我尝试在 GitHub 示例的帮助下使用 PyBullet 模拟笛卡尔控制,但在通过正向运动学检查时给出了不准确的结果。看来目标导向被忽视了:
import pybullet
import time
import pybullet_data
import numpy as np
x = [400,400,300,300,300,400,400,300,300,300]
y = [100,200,200,100,100,100,200,200,100,100]
z = [800,1500,1500,1500,1600,1500,1500,1500,1500,1600]
a = [0,0,0,0,0,0,0,0,0,0]
b = [0,0,0,0,0,0,0,0,0,0]
c = [0,0,0,0,0,0,0,0,0,0]
SimulateCartesianPositions(x,y,z,a,b,c)
def SimulateCartesianPositions(x=None, y=None, z=None, a=None, b=None, c=None, frame=None):
cartesianPositions = PointArray = np.column_stack([x, y, z, a, b, c])

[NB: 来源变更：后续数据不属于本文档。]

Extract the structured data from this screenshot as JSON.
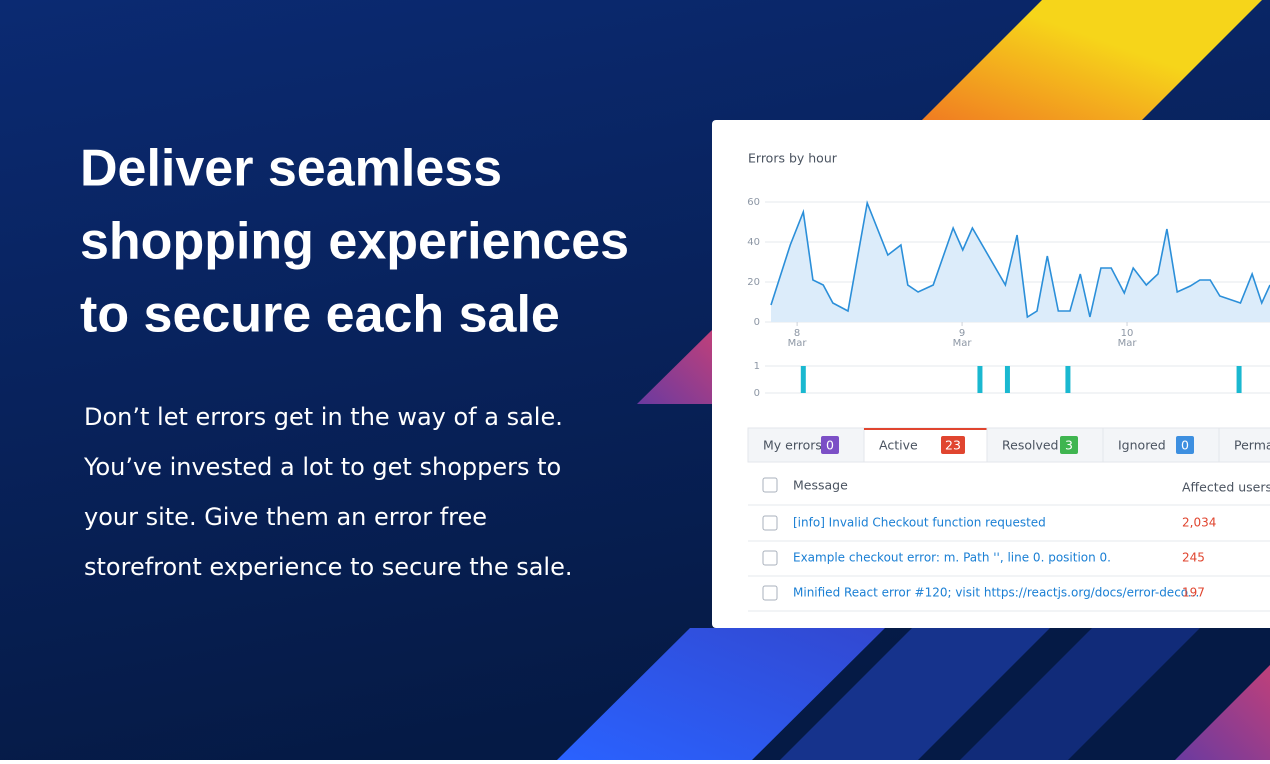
{
  "headline": [
    "Deliver seamless",
    "shopping experiences",
    "to secure each sale"
  ],
  "body": [
    "Don’t let errors get in the way of a sale.",
    "You’ve invested a lot to get shoppers to",
    "your site. Give them an error free",
    "storefront experience to secure the sale."
  ],
  "panel": {
    "title": "Errors by hour",
    "tabs": [
      {
        "label": "My errors",
        "count": 0,
        "color": "#7b4fc6"
      },
      {
        "label": "Active",
        "count": 23,
        "color": "#e0452f"
      },
      {
        "label": "Resolved",
        "count": 3,
        "color": "#3fb550"
      },
      {
        "label": "Ignored",
        "count": 0,
        "color": "#3d8fe0"
      },
      {
        "label": "Perma"
      }
    ],
    "active_tab": 1,
    "table": {
      "header": [
        "Message",
        "Affected users"
      ],
      "rows": [
        [
          "[info] Invalid Checkout function requested",
          "2,034"
        ],
        [
          "Example checkout error: m. Path '', line 0. position 0.",
          "245"
        ],
        [
          "Minified React error #120; visit https://reactjs.org/docs/error-deco...",
          "197"
        ]
      ]
    }
  },
  "chart_data": [
    {
      "type": "line",
      "color": "#2b8fd9",
      "x": [
        -3.8,
        -1,
        0.9,
        2.3,
        3.8,
        5.2,
        7.4,
        10.2,
        13.2,
        15.1,
        16.1,
        17.6,
        19.8,
        22.7,
        24.1,
        25.5,
        30.3,
        32,
        33.5,
        34.9,
        36.4,
        38,
        39.7,
        41.2,
        42.6,
        44.2,
        45.7,
        47.6,
        48.9,
        50.8,
        52.5,
        53.8,
        55.3,
        57.2,
        58.6,
        60.1,
        61.5,
        64.5,
        66.2,
        67.6,
        68.8
      ],
      "values": [
        8.5,
        38.5,
        55,
        21,
        18.5,
        9.5,
        5.5,
        59.5,
        33.5,
        38.5,
        18.5,
        15,
        18.5,
        47,
        36,
        47,
        18.5,
        43.5,
        2.5,
        5.5,
        33,
        5.5,
        5.5,
        24,
        2.5,
        27,
        27,
        14.5,
        27,
        18.5,
        24,
        46.5,
        15,
        18,
        21,
        21,
        13,
        9.5,
        24,
        9.5,
        18.5
      ],
      "xlim": [
        -3.8,
        68.8
      ],
      "xticks": [
        {
          "value": 0,
          "label": "8 Mar"
        },
        {
          "value": 24,
          "label": "9 Mar"
        },
        {
          "value": 48,
          "label": "10 Mar"
        }
      ],
      "ylim": [
        0,
        60
      ],
      "yticks": [
        0,
        20,
        40,
        60
      ],
      "grid": true
    },
    {
      "type": "bar",
      "color": "#1ab8d0",
      "x": [
        0.9,
        26.6,
        30.6,
        39.4,
        64.3
      ],
      "values": [
        1,
        1,
        1,
        1,
        1
      ],
      "xlim": [
        -3.8,
        68.8
      ],
      "ylim": [
        0,
        1
      ],
      "yticks": [
        0,
        1
      ],
      "grid": true
    }
  ]
}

cartesianPositions = np.array(cartesianPositions) / 1000
physicsClient = pybullet.connect(pybullet.GUI)
pybullet.resetSimulation()
pybullet.setAdditionalSearchPath(pybullet_data.getDataPath())
planeID = pybullet.loadURDF("kuka_experimental/plane/plane.urdf")

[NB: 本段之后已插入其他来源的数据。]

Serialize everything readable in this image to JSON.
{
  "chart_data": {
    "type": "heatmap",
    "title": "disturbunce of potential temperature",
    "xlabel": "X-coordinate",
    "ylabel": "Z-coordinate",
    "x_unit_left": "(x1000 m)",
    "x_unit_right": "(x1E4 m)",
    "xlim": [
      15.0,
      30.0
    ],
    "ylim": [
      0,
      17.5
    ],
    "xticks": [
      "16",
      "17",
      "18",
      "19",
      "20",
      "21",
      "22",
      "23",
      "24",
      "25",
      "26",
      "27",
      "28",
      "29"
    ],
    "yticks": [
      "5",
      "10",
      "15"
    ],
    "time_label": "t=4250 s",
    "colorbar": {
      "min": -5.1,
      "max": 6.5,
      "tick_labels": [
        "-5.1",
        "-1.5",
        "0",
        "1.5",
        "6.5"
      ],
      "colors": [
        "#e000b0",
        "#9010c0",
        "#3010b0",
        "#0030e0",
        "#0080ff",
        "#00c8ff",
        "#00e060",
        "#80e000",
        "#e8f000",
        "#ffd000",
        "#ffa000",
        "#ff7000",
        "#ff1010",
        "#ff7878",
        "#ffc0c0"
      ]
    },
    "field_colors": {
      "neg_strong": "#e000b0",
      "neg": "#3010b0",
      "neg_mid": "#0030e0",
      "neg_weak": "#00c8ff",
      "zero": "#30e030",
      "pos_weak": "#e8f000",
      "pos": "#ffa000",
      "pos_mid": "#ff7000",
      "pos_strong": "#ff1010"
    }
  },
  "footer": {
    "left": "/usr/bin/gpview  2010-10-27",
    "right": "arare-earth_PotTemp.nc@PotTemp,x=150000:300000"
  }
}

robot = pybullet.loadURDF("kuka_experimental/kuka_kr10_support/urdf/kr10r1420.urdf", [0, 0, 0],useFixedBase=1)
pybullet.resetBasePositionAndOrientation(robot, [0, 0, 0], [0, 0, 0, 1])
pybullet.setGravity(0, 0, -9.81)
rp = [0, 0, 0, 0, 0, 1]
for i in range(6):
pybullet.resetJointState(robot, i, rp[i])
endeffectorID = 6
axisPositions = np.empty([np.shape(cartesianPositions)[0],6])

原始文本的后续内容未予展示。